Entonces surgió Cornelius de alguna parte, y al ver a Jim se escurrió de costado, como si le hubieran lanzado un disparo, y después se quedó muy inmóvil en la penumbra. Al cabo se adelantó con prudencia, como un gato suspicaz.

—Había algunos pescadores ahí… con pescado —dijo con voz temblorosa—. Para vender pescado… ¿entiende? Serían en ese momento las dos de la mañana… ¡hora muy oportuna para que nadie anduviese vendiendo pescado! Pero Jim dejó pasar la afirmación, y no le dedicó el menor pensamiento. Otros asuntos ocupaban su mente, y, además, no había visto ni oído nada. Se conformó con decir «¡Ah!», distraído. Bebió de un jarro que había cerca, y dejó a Cornelius presa de una inexplicable emoción… que lo hizo tomarse con ambos brazos de la corroída balaustrada de la galería, como si se le aflojaran las piernas… Entró de nuevo y se acostó en su estera, a pensar. Pronto escuchó pisadas sigilosas. Se detuvieron. Una voz cuchicheó, trémula a través de la pared:

—¿Está dormido?

—¡No! ¿Qué sucede? —respondió con vivacidad, y afuera hubo un movimiento brusco, y luego todo quedó en silencio, como si el cuchicheante se hubiera sobresaltado. Muy disgustado con ello, Jim salió impetuosamente, y Cornelius, con un leve chillido, huyó por la galería hasta los escalones, donde se tomó de la balaustrada rota. Intrigado, Jim lo llamó desde lejos, para saber qué diablos quería.

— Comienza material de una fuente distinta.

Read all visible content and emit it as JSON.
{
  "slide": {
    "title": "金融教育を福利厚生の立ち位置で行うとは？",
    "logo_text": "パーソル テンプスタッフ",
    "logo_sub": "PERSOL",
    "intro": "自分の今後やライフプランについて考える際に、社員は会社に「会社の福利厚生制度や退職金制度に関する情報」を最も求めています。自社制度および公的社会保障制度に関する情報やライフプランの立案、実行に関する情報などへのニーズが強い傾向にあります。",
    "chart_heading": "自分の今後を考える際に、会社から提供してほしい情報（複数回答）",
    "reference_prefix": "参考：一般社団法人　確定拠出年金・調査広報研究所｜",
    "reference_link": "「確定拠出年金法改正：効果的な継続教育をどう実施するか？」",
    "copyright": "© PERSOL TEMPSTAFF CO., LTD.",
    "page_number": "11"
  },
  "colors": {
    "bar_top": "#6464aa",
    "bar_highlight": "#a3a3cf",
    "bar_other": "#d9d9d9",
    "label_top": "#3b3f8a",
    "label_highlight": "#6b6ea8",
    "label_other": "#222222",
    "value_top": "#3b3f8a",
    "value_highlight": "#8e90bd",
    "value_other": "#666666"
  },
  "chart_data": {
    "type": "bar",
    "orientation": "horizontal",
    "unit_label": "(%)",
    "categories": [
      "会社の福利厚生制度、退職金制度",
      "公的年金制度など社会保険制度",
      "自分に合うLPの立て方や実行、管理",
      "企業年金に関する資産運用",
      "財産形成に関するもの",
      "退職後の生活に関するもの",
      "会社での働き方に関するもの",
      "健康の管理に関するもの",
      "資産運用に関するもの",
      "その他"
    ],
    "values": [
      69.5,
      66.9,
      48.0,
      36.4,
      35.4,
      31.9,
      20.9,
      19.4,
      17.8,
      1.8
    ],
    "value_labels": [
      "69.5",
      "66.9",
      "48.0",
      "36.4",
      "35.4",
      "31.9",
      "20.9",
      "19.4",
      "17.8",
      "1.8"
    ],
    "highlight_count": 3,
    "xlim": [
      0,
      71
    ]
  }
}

—¿Prestó atención a lo que le dije? —preguntó Cornelius, pronunciando las palabras con dificultad, como un hombre con escalofríos de fiebre.

—¡No! —gritó Jim, apasionado—. No lo hice, ni pienso hacerlo. Voy a vivir aquí en Patusán.

—M-m-morirá a-a-aquí —respondió Cornelius, todavía estremecido con violencia, y con voz agonizante.

Todo ello resultaba tan absurdo y chocante, que Jim no supo si debía sentirse divertido o furioso.

—No será hasta que lo vea enterrado, le apuesto —gritó, exasperado, pero a punto de reír. Medio en serio (excitado con sus propios pensamientos ¿saben?), continuó gritando:

—¡Nada puede tocarme! Haga lo que le parezca.

De alguna manera, la sombra de Cornelius, lejana parecía ser la odiosa encarnación de todos los disgustos y dificultades que había encontrado en su camino. Se sentó… tenía los nervios destrozados desde hacía días… y lo injurió: estafador, embustero, pillastre lamentable; en rigor, se desahogó en forma extraordinaria. Admite que fue más allá de todos los límites, que estaba fuera de sí… desafió a todo Patusán a que tratara de asustarlo… declaró que todavía los haría bailar al compás de su música, etcétera, en una veta amenazadora y jactanciosa. En todo sentido pomposo y ridículo, dijo. Las orejas le ardían de sólo recordarlo. Debía estar un tanto chiflado, de alguna manera… La joven sentada con nosotros, movió la cabecita, en señal de asentimiento con rapidez frunció apenas el entrecejo, y dijo:

—Yo lo escuché —con infantil solemnidad. Él rió y se ruborizó… Lo que al final lo detuvo, dijo, fue el silencio, el silencio total y como de muerte, de la indistinta figura lejana, que parecía colgar, derrumbada, doblada sobre la balaustrada, en extraña inmovilidad.

Volvió en sí, se calló de pronto, y se asombró enormemente de sí mismo. Miró durante un rato. Ni un movimiento, ni un sonido.

—Tal como si el tipo hubiera dormido mientras yo hacía todo ese ruido —dijo. Se avergonzó tanto de sí, que entró deprisa, sin otra palabra, y volvió a recostarse.

Pero la pendencia parecía haberle hecho bien porque durmió el resto de la noche como un niño. Hacía semanas que no dormía así.

—Pero yo no dormí —intervino la joven con un codo en la mesa, y acariciándose la mejilla—. Yo vigilé. —Los grandes ojos le llamearon, se movieron un poco, y luego los clavó en mi rostro, con intensidad.